On the other hand, if you are currently processing 120,449 images per hour using spot priced queue workers, you may be able to process the same actual workload in minutes rather than an hour for just a 33% increase in costs, using Lambda’s default concurrency limit of 1000.
Monitor and adjust maximum memory size and execution time parameters. Since the cost incurred by a Lambda function invocation is multiplicative in its execution time and memory size, increasing or reducing both by even a small amount can have an unexpectedly large impact on billable cost. Monitoring actual function execution time and memory usage allows these parameters to be set closer to their required value, which also limits the cost impact of runaway or hanging functions. Note that this does (and should) cut into the "no operations" myth surrounding serverless services.
Avoid high maximum execution time. A common engineering instinct is to build in a safety buffer beyond minimum requirements. If a Lambda function normally runs in 200ms, it may be tempting to set the maximum execution time parameter to something large, like 10 seconds. However, consider the additional cost incurred by Lambda functions that are waiting on flaky external services, versus having the function terminate earlier and return an error to its caller.
Consider EC2 spot pricing for queue-driven workloads. If traffic is predictable and sustained, an application architecture based around a reliable queue and spot priced queue worker instances may be cheaper than Lambda functions. This may change if Lambda starts supporting spot priced Lambda functions in the future, such as is the case with SpotInst.

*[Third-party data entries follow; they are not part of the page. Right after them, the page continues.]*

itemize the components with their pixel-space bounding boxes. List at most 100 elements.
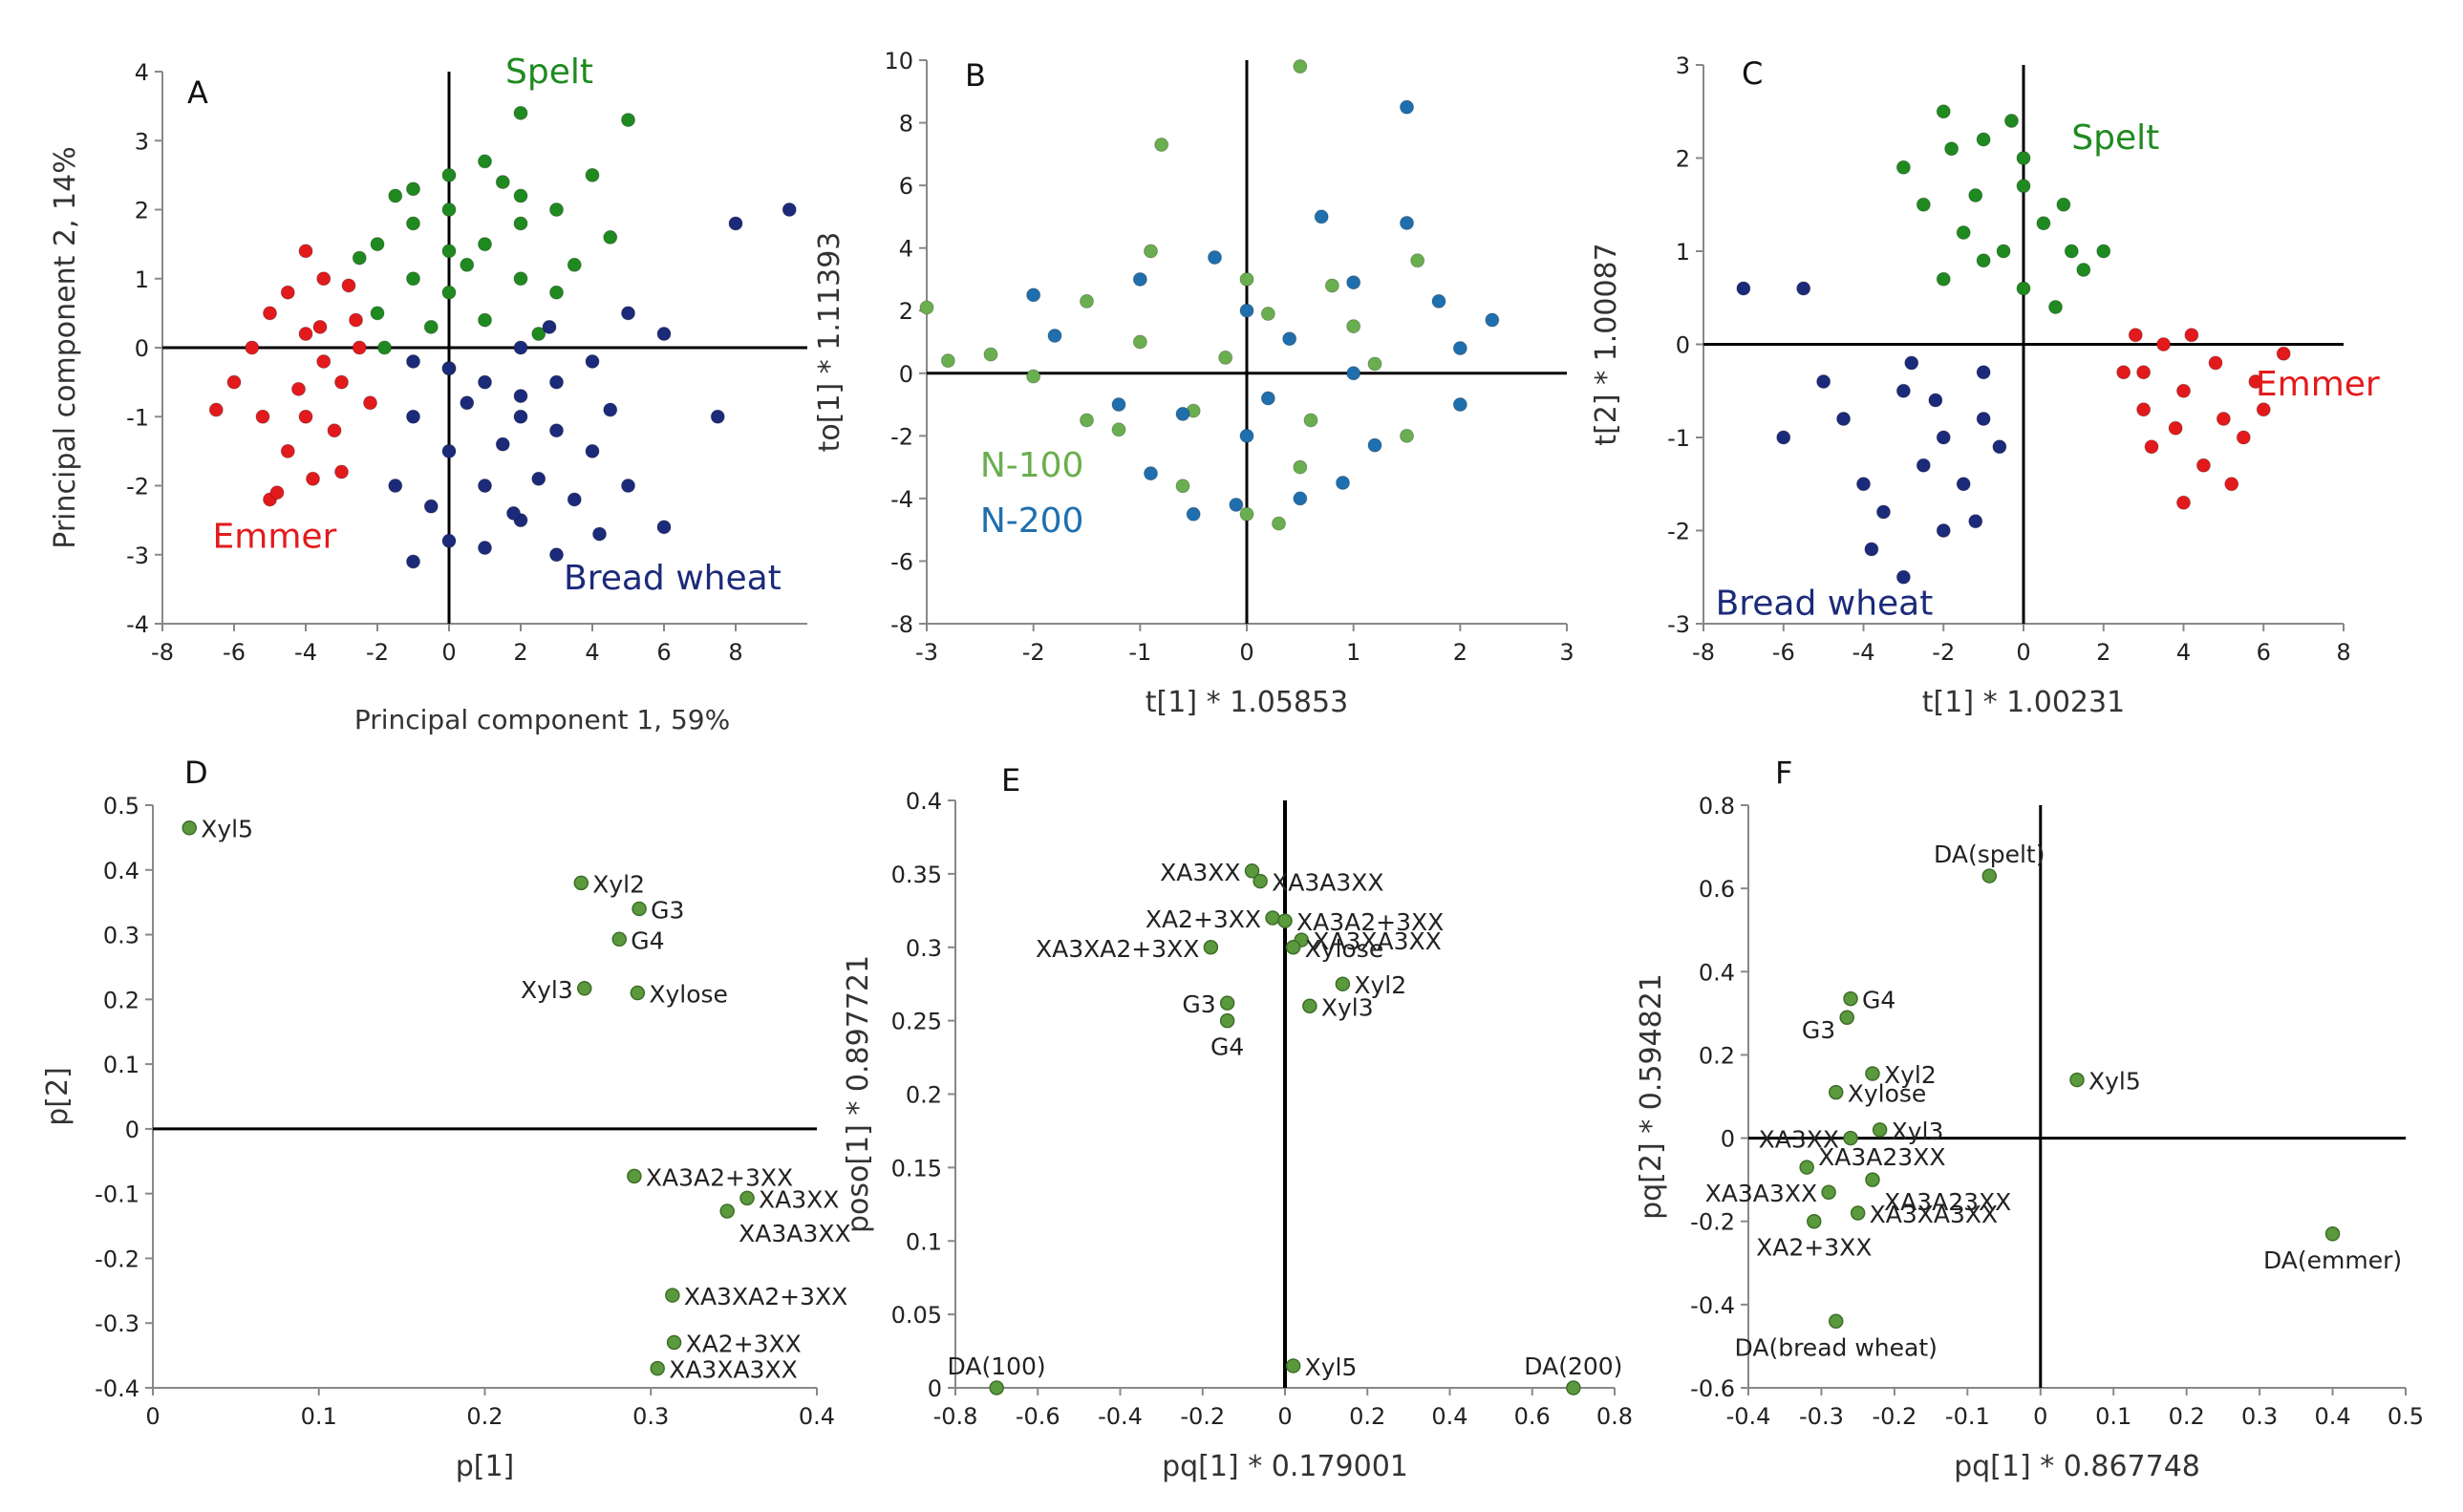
panel-b-point-n200	[1239, 428, 1254, 443]
panel-a-group-label-emmer: Emmer	[213, 518, 337, 557]
panel-b-point-n100	[940, 353, 955, 369]
panel-f-x-tick-label: -0.4	[1726, 1403, 1771, 1430]
panel-d-loading-point	[739, 1190, 755, 1206]
panel-f-x-tick-label: 0.4	[2314, 1403, 2350, 1430]
panel-c-point-spelt	[1916, 197, 1931, 212]
panel-a-point-bread	[441, 443, 457, 458]
panel-e-x-tick-label: -0.4	[1098, 1403, 1143, 1430]
panel-a-point-bread	[513, 409, 528, 424]
panel-d-loading-label: Xyl2	[592, 870, 645, 898]
panel-c-y-tick-label: 1	[1676, 239, 1690, 266]
panel-c-x-tick-label: 2	[2096, 639, 2110, 666]
panel-f-loading-point	[1807, 1213, 1822, 1229]
panel-b-point-n100	[919, 300, 934, 315]
panel-a-x-tick-label: -2	[366, 639, 389, 666]
panel-c-point-emmer	[2128, 328, 2143, 343]
panel-a-point-bread	[406, 554, 420, 569]
panel-a-x-tick-label: -6	[223, 639, 246, 666]
panel-d-loading-point	[573, 875, 589, 891]
panel-b-point-n200	[1229, 497, 1244, 512]
panel-a-point-bread	[506, 505, 521, 521]
panel-e-letter: E	[1001, 762, 1020, 799]
panel-d-y-tick-label: 0.5	[103, 793, 139, 820]
panel-e-loading-point	[1302, 998, 1317, 1013]
panel-a-point-spelt	[585, 167, 600, 182]
panel-a-point-spelt	[531, 327, 546, 342]
panel-a-point-emmer	[255, 409, 270, 424]
panel-a-point-spelt	[495, 175, 510, 190]
panel-e-loading-label: G3	[1182, 990, 1215, 1018]
panel-a-point-emmer	[208, 402, 224, 417]
panel-a-point-emmer	[298, 244, 313, 259]
panel-e-y-tick-label: 0.2	[906, 1082, 942, 1109]
panel-d-loading-label: XA2+3XX	[686, 1331, 802, 1358]
panel-a-point-bread	[549, 547, 564, 563]
panel-b-point-n100	[983, 347, 998, 362]
panel-a-point-spelt	[370, 306, 385, 321]
panel-a-point-spelt	[423, 319, 439, 334]
panel-c-point-bread	[1904, 355, 1919, 371]
panel-b-point-n200	[1314, 209, 1329, 224]
panel-d-y-tick-label: 0.1	[103, 1052, 139, 1078]
panel-b-point-n100	[1144, 244, 1158, 259]
panel-c-point-bread	[1916, 458, 1931, 473]
panel-f-x-tick-label: -0.1	[1945, 1403, 1990, 1430]
panel-e-loading-point	[1265, 910, 1280, 926]
panel-f-loading-point	[1843, 1130, 1858, 1146]
panel-d-loading-label: Xyl5	[201, 816, 253, 843]
panel-f-loading-label: XA3A3XX	[1705, 1180, 1817, 1207]
panel-b-point-n100	[1111, 422, 1126, 437]
panel-a-point-emmer	[263, 306, 277, 321]
panel-f-loading-label: XA3XX	[1759, 1126, 1839, 1154]
panel-a-point-bread	[549, 374, 564, 390]
panel-a-point-spelt	[352, 250, 367, 266]
panel-a-point-emmer	[269, 485, 285, 500]
panel-c-x-tick-label: 6	[2257, 639, 2271, 666]
panel-a-point-bread	[495, 437, 510, 452]
panel-c-point-emmer	[2176, 495, 2191, 510]
panel-c-point-bread	[1968, 514, 1983, 529]
panel-a-point-bread	[388, 479, 403, 493]
panel-f-loading-point	[2324, 1226, 2341, 1242]
panel-b-point-n100	[1410, 253, 1425, 268]
panel-b-point-n100	[1218, 350, 1233, 365]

Expect a price war soon. The serverless FaaS model is already heading towards a degree of organic standardization when it comes to features and interfaces, helped by frameworks like the Serverless Framework. Once serverless FaaS becomes a commodity cloud service, providers may only have room to compete on pricing. We can already see that Google has chosen different rates than Amazon and Microsoft, opting for a lower GB-sec rate but a higher per-request rate. In the future, some things we could conceivably expect are native spot (preemptible) pricing for serverless FaaS, and a lower slope to the cost curves shown in the earlier chart.